Characterization of losses in dielectric substrates for quantum computing devices using tunable superconducting RF cavity resonator.

Among several quantum computing (QC) approaches, Josephson junction (JJ)-based superconducting quantum devices demonstrate high potential for scalability, control and, ultimately, provide a pathway to reaching practical quantum computing. However, crucial challenges need to be addressed to achieve this goal. For instance, one of the main factors limiting performance of widely used planar superconducting QC devices such as transmons is decoherence and loss due to unwanted interaction of a device with dielectric substrate.

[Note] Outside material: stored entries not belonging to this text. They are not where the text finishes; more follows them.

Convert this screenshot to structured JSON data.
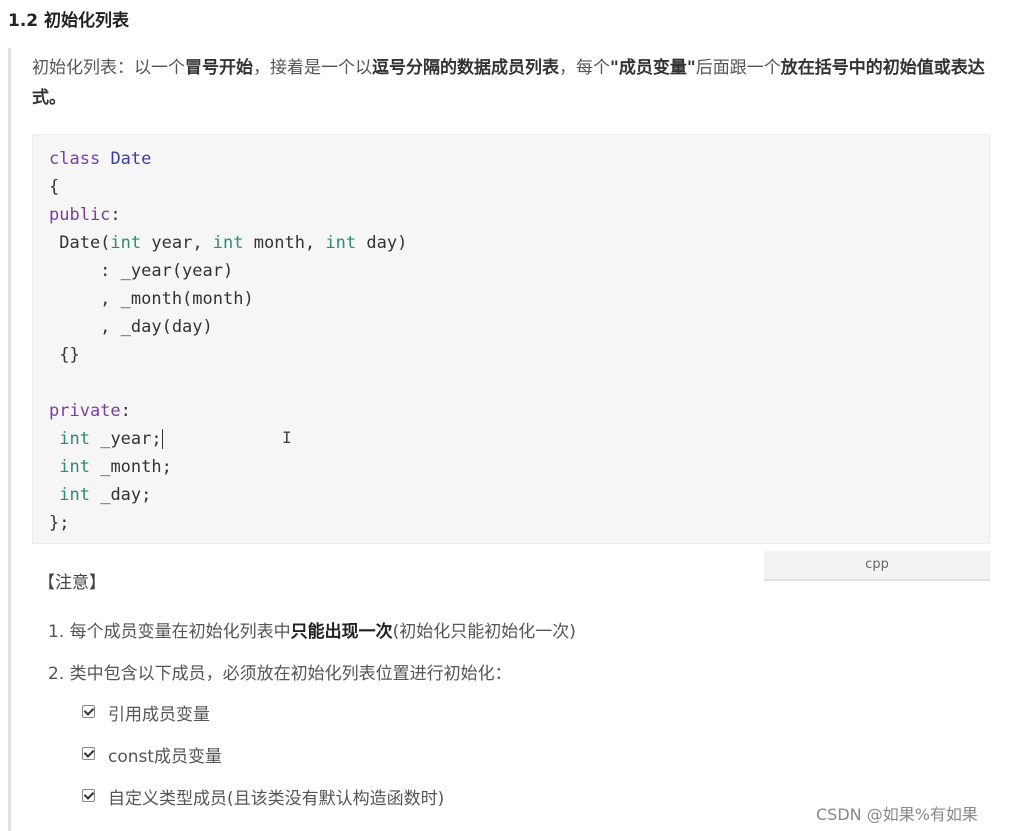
{
  "heading": "1.2 初始化列表",
  "intro": {
    "p1": "初始化列表：以一个",
    "b1": "冒号开始",
    "p2": "，接着是一个以",
    "b2": "逗号分隔的数据成员列表",
    "p3": "，每个",
    "b3": "\"成员变量\"",
    "p4": "后面跟一个",
    "b4": "放在括号中的初始值或表达式。"
  },
  "code": {
    "language": "cpp",
    "kw_class": "class",
    "class_name": "Date",
    "open_brace": "{",
    "kw_public": "public",
    "colon": ":",
    "ctor_name": " Date(",
    "int": "int",
    "p_year": " year, ",
    "p_month": " month, ",
    "p_day": " day)",
    "init_year": "     : _year(year)",
    "init_month": "     , _month(month)",
    "init_day": "     , _day(day)",
    "ctor_body": " {}",
    "kw_private": "private",
    "m_year": " _year;",
    "m_month": " _month;",
    "m_day": " _day;",
    "close": "};"
  },
  "text_cursor": "I",
  "note": {
    "title": "【注意】",
    "item1_pre": "1. 每个成员变量在初始化列表中",
    "item1_bold": "只能出现一次",
    "item1_post": "(初始化只能初始化一次)",
    "item2": "2. 类中包含以下成员，必须放在初始化列表位置进行初始化：",
    "checks": [
      "引用成员变量",
      "const成员变量",
      "自定义类型成员(且该类没有默认构造函数时)"
    ]
  },
  "watermark": "CSDN @如果%有如果"
}
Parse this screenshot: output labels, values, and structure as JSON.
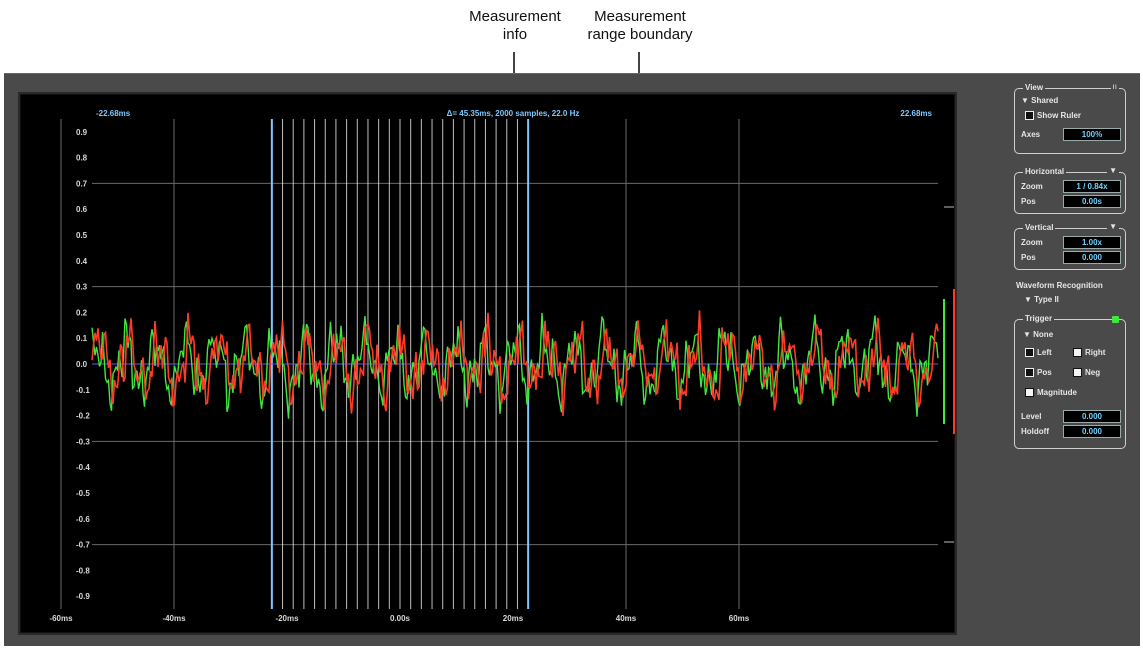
{
  "annotations": {
    "measurement_info": [
      "Measurement",
      "info"
    ],
    "measurement_range": [
      "Measurement",
      "range boundary"
    ]
  },
  "scope": {
    "left_time": "-22.68ms",
    "right_time": "22.68ms",
    "measure_text": "Δ= 45.35ms, 2000 samples, 22.0 Hz",
    "y_labels": [
      "0.9",
      "0.8",
      "0.7",
      "0.6",
      "0.5",
      "0.4",
      "0.3",
      "0.2",
      "0.1",
      "0.0",
      "-0.1",
      "-0.2",
      "-0.3",
      "-0.4",
      "-0.5",
      "-0.6",
      "-0.7",
      "-0.8",
      "-0.9"
    ],
    "x_labels": [
      "-60ms",
      "-40ms",
      "-20ms",
      "0.00s",
      "20ms",
      "40ms",
      "60ms"
    ],
    "colors": {
      "left_channel": "#3ee83e",
      "right_channel": "#ff3b28",
      "axis_text": "#d8d8d8",
      "accent": "#7fc8ff",
      "zero_line": "#5b5bff"
    }
  },
  "panel": {
    "view": {
      "title": "View",
      "shared": "▼ Shared",
      "show_ruler": "Show Ruler",
      "axes_label": "Axes",
      "axes_value": "100%"
    },
    "horizontal": {
      "title": "Horizontal",
      "zoom_label": "Zoom",
      "zoom_value": "1 / 0.84x",
      "pos_label": "Pos",
      "pos_value": "0.00s"
    },
    "vertical": {
      "title": "Vertical",
      "zoom_label": "Zoom",
      "zoom_value": "1.00x",
      "pos_label": "Pos",
      "pos_value": "0.000"
    },
    "waveform": {
      "label": "Waveform Recognition",
      "type": "▼ Type II"
    },
    "trigger": {
      "title": "Trigger",
      "mode": "▼ None",
      "left": "Left",
      "right": "Right",
      "pos": "Pos",
      "neg": "Neg",
      "magnitude": "Magnitude",
      "level_label": "Level",
      "level_value": "0.000",
      "holdoff_label": "Holdoff",
      "holdoff_value": "0.000"
    }
  }
}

Contribution of the substrate to the total loss is even more significant in the case of 3D architectures where QC devices are placed inside 3D superconducting cavity resonators. In this case microwave EM field penetrates into the bulk of the substrate which causes significant degradation of the quality factor of the system device + resonator.

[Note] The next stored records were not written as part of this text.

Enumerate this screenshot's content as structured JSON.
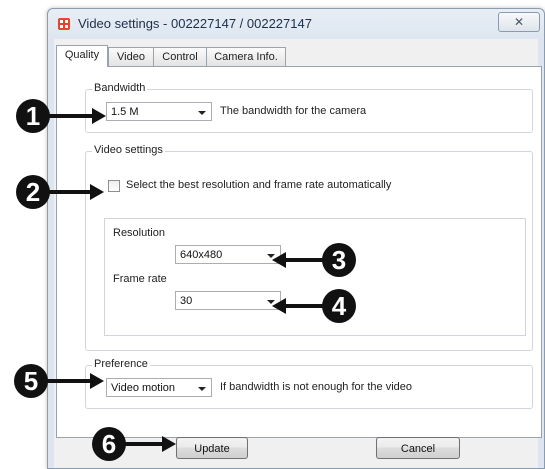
{
  "window": {
    "title": "Video settings - 002227147 / 002227147",
    "close_glyph": "✕"
  },
  "tabs": [
    {
      "label": "Quality"
    },
    {
      "label": "Video"
    },
    {
      "label": "Control"
    },
    {
      "label": "Camera Info."
    }
  ],
  "bandwidth": {
    "group_label": "Bandwidth",
    "value": "1.5 M",
    "description": "The bandwidth for the camera"
  },
  "video_settings": {
    "group_label": "Video settings",
    "auto_checkbox_label": "Select the best resolution and frame rate automatically",
    "auto_checked": false,
    "resolution_label": "Resolution",
    "resolution_value": "640x480",
    "frame_rate_label": "Frame rate",
    "frame_rate_value": "30"
  },
  "preference": {
    "group_label": "Preference",
    "value": "Video motion",
    "description": "If bandwidth is not enough for the video"
  },
  "buttons": {
    "update": "Update",
    "cancel": "Cancel"
  },
  "callouts": [
    "1",
    "2",
    "3",
    "4",
    "5",
    "6"
  ]
}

We present microwave loss characterization results for Si and Sapphire - two substrate materials widely used in fabrication of superconducting QC devices. We also demonstrate the experimental testbed that allows us to characterize various dielectric materials in sub-1K temperatures and wide frequency range from 5 - 8GHz. Our measurements of the loss tangent as a function of frequency, temperature and probing power help to identify the dominant loss mechanisms and select optimal materials and fabrication procedures for the next generation of QC devices.